[CW: Blood mention, some graphic details about scars and wounds]
Of the few childhood photos I have access to and from what my relatives tell me, I was once a baby with beautiful lily-white skin. Summer after summer of romping around in the dirt under the hot California sun, however, significantly darkened my complexion into my adolescence. I started to get mistaken for different ethnicities. Being outside so much without supervision often triggered my hay allergies and my arms and legs broke out in ugly rashes. It didn’t help that my face was also riddled with scars from roughhousing with the neighborhood kids and getting into very physical fights with my brother. Never one to think ahead or have much patience, I would always pick at and peel off the scabs on my face and come home with dirty, bloody fingernails and a rebellious grin.

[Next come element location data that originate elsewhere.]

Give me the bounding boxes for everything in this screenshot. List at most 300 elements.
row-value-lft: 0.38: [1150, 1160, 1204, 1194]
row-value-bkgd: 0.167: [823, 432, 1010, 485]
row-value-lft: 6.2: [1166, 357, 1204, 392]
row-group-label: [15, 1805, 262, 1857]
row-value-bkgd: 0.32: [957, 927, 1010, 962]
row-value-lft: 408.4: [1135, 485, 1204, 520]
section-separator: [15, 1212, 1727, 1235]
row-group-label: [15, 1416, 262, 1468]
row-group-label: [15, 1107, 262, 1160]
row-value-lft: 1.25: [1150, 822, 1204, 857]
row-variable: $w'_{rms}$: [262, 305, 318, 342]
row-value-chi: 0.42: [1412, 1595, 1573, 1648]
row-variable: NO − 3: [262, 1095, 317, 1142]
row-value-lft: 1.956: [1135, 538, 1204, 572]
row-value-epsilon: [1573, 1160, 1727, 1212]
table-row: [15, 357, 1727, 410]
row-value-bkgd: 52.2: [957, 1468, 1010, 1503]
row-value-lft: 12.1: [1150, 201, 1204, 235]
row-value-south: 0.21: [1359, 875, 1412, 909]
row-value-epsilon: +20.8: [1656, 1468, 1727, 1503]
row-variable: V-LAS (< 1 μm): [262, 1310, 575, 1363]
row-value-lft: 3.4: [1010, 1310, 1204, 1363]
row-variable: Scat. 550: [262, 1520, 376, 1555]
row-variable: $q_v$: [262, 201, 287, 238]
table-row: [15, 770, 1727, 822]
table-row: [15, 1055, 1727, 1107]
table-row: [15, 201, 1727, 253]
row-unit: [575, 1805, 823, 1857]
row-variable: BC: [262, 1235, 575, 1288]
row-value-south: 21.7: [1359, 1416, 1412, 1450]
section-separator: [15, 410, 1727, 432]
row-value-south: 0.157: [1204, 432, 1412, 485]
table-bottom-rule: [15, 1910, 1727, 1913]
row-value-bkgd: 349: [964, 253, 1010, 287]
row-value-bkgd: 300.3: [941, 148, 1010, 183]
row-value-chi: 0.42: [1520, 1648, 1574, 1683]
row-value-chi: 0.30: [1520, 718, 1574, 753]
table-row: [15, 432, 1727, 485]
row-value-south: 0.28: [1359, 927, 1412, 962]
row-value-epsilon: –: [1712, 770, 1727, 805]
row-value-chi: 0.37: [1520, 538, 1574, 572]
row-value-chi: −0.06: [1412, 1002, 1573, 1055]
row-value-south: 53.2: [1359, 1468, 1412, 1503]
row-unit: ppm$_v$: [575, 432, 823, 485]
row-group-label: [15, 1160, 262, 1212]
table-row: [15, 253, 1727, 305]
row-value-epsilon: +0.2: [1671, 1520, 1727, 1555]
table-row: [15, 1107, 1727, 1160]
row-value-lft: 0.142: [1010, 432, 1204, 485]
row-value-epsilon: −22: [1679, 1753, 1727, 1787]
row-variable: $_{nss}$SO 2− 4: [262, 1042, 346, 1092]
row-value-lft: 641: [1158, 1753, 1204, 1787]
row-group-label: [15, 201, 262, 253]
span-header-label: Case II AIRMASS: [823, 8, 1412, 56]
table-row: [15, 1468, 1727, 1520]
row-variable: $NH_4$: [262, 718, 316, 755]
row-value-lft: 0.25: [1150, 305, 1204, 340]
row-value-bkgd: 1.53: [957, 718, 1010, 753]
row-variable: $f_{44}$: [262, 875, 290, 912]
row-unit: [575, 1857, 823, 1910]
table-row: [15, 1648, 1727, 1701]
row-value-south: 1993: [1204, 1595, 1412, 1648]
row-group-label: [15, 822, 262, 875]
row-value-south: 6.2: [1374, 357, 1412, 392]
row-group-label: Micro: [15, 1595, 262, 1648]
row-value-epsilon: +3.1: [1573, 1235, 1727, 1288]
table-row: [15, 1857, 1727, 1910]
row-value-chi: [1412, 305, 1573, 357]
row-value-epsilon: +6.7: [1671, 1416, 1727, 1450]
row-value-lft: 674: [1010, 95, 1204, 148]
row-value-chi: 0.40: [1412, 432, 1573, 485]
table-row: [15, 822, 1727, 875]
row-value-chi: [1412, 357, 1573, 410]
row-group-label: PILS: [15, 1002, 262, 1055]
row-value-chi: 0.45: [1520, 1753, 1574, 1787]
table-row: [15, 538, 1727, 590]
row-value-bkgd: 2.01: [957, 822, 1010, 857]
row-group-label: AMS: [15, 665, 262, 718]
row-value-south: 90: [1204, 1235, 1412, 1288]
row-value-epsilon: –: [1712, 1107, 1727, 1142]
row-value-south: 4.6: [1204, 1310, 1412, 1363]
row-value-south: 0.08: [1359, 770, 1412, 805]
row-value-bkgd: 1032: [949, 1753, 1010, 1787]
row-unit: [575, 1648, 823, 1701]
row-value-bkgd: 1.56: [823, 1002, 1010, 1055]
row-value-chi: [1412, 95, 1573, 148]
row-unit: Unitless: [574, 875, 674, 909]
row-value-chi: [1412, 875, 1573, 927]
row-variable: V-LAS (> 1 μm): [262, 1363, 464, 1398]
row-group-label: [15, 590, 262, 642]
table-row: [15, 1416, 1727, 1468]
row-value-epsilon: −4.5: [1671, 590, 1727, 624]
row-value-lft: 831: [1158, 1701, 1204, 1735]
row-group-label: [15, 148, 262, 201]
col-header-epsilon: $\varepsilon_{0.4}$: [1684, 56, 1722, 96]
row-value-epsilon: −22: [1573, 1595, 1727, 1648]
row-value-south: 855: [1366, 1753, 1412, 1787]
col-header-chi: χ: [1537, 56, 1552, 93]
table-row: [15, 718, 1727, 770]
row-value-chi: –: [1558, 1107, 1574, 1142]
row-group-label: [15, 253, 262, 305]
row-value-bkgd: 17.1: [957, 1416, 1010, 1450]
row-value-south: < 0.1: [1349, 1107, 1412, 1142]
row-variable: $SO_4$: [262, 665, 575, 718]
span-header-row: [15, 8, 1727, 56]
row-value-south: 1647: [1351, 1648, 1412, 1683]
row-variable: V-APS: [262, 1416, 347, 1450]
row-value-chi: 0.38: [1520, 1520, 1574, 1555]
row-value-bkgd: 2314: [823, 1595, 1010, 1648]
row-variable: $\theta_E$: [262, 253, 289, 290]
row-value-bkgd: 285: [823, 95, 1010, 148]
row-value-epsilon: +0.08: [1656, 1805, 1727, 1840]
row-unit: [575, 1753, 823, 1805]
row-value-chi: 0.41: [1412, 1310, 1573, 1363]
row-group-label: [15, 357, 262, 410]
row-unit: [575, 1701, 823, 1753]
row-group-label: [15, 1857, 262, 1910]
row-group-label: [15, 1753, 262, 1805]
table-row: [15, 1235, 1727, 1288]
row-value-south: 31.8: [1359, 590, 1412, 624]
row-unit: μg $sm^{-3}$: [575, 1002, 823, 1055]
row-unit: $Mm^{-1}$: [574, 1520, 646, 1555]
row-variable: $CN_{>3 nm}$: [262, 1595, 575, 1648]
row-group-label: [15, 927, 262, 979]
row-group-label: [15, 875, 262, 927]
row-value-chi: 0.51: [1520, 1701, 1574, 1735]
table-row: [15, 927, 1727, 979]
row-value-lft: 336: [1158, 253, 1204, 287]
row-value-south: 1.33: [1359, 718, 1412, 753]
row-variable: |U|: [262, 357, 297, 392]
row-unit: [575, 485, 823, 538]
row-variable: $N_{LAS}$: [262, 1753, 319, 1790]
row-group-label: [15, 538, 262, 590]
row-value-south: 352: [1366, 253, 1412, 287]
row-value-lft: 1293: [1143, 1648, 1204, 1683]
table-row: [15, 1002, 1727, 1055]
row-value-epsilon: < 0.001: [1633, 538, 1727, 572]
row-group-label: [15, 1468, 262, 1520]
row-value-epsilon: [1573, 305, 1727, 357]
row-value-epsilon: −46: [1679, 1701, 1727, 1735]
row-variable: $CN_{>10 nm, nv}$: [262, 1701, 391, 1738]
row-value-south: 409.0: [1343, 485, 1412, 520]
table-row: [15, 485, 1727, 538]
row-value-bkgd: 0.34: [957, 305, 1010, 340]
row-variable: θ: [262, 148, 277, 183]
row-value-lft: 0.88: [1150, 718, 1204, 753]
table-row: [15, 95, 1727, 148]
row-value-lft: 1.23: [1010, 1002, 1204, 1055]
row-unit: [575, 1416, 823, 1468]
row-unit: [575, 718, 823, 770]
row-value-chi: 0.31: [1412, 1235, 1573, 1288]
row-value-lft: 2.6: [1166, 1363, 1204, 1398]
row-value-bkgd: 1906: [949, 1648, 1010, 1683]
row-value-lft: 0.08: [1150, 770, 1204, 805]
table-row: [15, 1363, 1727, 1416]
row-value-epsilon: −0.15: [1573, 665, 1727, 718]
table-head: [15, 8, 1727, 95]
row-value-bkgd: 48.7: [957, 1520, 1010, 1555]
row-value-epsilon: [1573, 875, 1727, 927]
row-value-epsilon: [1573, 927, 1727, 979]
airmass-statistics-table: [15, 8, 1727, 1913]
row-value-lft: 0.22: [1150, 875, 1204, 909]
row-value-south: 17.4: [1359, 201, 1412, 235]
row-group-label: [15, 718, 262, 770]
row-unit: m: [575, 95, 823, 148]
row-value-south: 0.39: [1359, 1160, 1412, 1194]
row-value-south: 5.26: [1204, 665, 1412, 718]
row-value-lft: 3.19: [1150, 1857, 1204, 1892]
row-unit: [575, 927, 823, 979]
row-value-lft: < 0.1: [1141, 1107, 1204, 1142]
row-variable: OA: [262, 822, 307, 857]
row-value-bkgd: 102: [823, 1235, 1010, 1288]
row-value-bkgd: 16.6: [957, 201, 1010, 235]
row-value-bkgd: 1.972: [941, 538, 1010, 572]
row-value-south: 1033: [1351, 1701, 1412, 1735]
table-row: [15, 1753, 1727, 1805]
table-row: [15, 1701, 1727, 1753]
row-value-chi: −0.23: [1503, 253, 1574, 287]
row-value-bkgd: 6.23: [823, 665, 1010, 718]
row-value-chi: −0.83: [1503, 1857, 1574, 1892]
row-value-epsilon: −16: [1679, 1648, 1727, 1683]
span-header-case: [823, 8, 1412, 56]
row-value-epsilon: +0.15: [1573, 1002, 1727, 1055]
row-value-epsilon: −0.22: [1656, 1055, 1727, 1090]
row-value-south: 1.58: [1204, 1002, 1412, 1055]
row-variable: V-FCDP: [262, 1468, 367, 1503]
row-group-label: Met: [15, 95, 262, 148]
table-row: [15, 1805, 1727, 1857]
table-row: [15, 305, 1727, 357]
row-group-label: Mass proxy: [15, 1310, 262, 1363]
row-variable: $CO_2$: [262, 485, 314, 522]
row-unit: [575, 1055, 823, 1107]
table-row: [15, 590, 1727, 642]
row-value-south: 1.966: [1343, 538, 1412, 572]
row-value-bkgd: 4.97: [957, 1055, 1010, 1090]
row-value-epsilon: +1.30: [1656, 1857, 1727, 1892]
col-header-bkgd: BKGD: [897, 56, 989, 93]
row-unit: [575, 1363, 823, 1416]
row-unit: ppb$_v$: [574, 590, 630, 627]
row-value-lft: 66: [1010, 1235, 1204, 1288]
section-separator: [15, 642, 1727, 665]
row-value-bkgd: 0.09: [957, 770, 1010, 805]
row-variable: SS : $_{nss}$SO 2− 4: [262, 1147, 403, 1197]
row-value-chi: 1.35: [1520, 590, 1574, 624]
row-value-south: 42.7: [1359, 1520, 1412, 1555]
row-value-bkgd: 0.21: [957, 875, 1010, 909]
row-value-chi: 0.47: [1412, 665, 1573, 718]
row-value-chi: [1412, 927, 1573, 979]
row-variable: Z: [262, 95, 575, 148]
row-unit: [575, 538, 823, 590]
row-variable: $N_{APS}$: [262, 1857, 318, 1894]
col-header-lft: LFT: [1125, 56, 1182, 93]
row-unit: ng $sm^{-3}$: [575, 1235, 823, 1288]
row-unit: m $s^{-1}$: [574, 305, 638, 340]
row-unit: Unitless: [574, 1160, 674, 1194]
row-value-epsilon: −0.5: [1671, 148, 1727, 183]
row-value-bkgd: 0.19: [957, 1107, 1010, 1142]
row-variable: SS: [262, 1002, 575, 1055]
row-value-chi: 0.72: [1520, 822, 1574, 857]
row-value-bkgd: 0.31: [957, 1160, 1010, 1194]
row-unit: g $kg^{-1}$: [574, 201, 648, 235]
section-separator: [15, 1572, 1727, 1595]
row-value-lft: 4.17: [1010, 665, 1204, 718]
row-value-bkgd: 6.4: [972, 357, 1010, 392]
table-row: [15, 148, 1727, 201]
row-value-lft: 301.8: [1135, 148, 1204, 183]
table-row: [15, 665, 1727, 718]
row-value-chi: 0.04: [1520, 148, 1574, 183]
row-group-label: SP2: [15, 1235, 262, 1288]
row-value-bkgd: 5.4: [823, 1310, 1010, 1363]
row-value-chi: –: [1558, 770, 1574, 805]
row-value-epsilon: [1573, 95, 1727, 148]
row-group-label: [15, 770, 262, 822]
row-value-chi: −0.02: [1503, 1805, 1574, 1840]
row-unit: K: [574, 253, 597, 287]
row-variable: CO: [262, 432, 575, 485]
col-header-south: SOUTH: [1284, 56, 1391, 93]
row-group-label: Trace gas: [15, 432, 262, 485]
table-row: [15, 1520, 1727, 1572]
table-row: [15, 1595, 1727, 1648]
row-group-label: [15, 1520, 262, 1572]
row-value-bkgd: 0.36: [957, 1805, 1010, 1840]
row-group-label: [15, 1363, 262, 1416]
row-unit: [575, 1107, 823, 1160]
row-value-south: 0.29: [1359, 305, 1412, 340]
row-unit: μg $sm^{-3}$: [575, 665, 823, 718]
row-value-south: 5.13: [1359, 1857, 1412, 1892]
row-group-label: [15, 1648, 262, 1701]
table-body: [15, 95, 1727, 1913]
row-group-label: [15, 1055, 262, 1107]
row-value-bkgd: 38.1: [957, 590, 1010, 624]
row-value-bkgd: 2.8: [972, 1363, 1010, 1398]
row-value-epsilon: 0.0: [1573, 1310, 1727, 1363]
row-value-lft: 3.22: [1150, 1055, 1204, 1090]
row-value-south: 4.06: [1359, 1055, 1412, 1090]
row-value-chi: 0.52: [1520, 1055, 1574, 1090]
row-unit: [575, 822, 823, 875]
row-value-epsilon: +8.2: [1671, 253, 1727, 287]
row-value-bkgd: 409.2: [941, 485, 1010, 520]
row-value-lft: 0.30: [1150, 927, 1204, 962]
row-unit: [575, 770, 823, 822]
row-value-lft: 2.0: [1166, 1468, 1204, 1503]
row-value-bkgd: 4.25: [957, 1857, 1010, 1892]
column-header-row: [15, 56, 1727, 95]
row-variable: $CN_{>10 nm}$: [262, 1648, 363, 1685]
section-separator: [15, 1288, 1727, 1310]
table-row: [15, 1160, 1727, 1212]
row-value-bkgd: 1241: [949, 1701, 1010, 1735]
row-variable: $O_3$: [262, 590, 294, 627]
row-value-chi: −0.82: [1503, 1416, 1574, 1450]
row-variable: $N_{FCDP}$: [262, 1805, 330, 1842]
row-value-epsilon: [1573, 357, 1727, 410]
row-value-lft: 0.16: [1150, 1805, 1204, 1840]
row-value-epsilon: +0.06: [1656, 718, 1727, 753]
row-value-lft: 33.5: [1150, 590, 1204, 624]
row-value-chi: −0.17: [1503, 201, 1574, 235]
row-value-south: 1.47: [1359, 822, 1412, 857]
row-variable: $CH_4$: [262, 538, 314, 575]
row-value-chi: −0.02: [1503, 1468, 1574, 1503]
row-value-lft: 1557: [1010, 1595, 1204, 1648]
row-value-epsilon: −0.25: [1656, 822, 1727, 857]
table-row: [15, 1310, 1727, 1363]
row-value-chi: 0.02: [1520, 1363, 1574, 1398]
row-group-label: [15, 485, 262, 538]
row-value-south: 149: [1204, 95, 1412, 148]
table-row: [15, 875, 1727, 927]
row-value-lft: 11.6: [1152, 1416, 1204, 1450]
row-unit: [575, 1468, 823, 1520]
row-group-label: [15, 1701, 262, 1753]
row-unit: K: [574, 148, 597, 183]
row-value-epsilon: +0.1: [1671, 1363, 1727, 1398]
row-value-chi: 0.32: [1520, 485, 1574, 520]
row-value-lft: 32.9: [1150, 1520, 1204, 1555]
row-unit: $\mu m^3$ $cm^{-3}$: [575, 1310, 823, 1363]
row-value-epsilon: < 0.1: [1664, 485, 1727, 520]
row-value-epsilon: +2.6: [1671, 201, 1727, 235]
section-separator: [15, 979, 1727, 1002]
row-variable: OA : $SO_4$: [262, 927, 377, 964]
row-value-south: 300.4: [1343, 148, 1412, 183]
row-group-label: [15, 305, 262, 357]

My mother, not amused and decidedly concerned about my prospects as a presentable human being, went straight for the traditional beauty products. She came home with one of the most expensive things you could buy in an Asian supermarket: edible bird’s nest. It’s a rare delicacy that is known for its medicinal properties.
A quick Google search says that a case of these can be priced to upwards of $100, which goes to show how desperately my family wanted me to have a perfect complexion. 8-year-old me wasn’t into it.
Around the same time I started my first onset of pubescent insecurities, my Vietnamese family started to bemoan my deteriorating beauty as well. Their moisturized hands poked and examined my face and limbs like they were assessing fine china and clucked, “You’re pretty enough to get by. Once you’re older you can pay for surgery for that face.” It was the first time I learned that my face was something that needed fixing.
I’ve always loved wearing light pastel colors, but my family discouraged me from doing so (“They make your face look dirty, dark, unclean”). As I got older and gained some curves from puberty I was teased by my family for indulging in eating more than what was considered a ladylike serving. I learned to hate my thighs and my cheeks, and eventually started to pick at those too. Eventually over the course of high school I outgrew this and was able to focus my energies elsewhere until just recently.
I’m 20 now and my eczema came back full force when I moved into my current apartment. My hands started to become scaly and irritated. What started out as minor bug bites devolved into nasty wounds because when I scratch a bad itch, I scratch until I bleed. Sometimes I’ll scratch even further into the raw flesh. The skin on the back of my legs was the worst. They were two huge open wounds and for weeks it hurt to walk or use the stairs. I felt self-conscious about exposing my legs for the first time in years.
My skin is the ugliest it’s been in a long time.
In the midst of my dermatological troubles I got my second tattoo a couple of weeks ago after months of working with an artist to create the design. It felt good. It helps me feel like I actually am in control of my impulses and have the power to choose what permanently stays on my skin.
I went to a dermatologist on campus for a consultation and he said that I needed to be gentler with my skin. Cooler showers, shorter baths, soothing lotion, protective sunscreen, and, as always, hydration. It’s easy to forget that our bodies are vessels that need to be taken care of before they start to revolt against us. I asked him if there were products I could use to lighten the hyperpigmentation of my darkest-looking scars and he shrugged and said, “You can’t quite undo the damage, but you can stop the habit and prevent it from getting worse.” Strangely, this was good enough for me.
Once, a lifetime ago, I complained to my aunt about how insecure I felt about the countless gruesome dark marks that disfigured me. She pointed to her face and said, “Look, I have them too. These are all battle scars. Each one has a story.” My aunt was looking pointedly at my then torn-up knees from a particularly embarrassing scooter accident. “When people look at you they won’t just see another girl. They’re going to see a warrior, a survivor. That’s something, right?”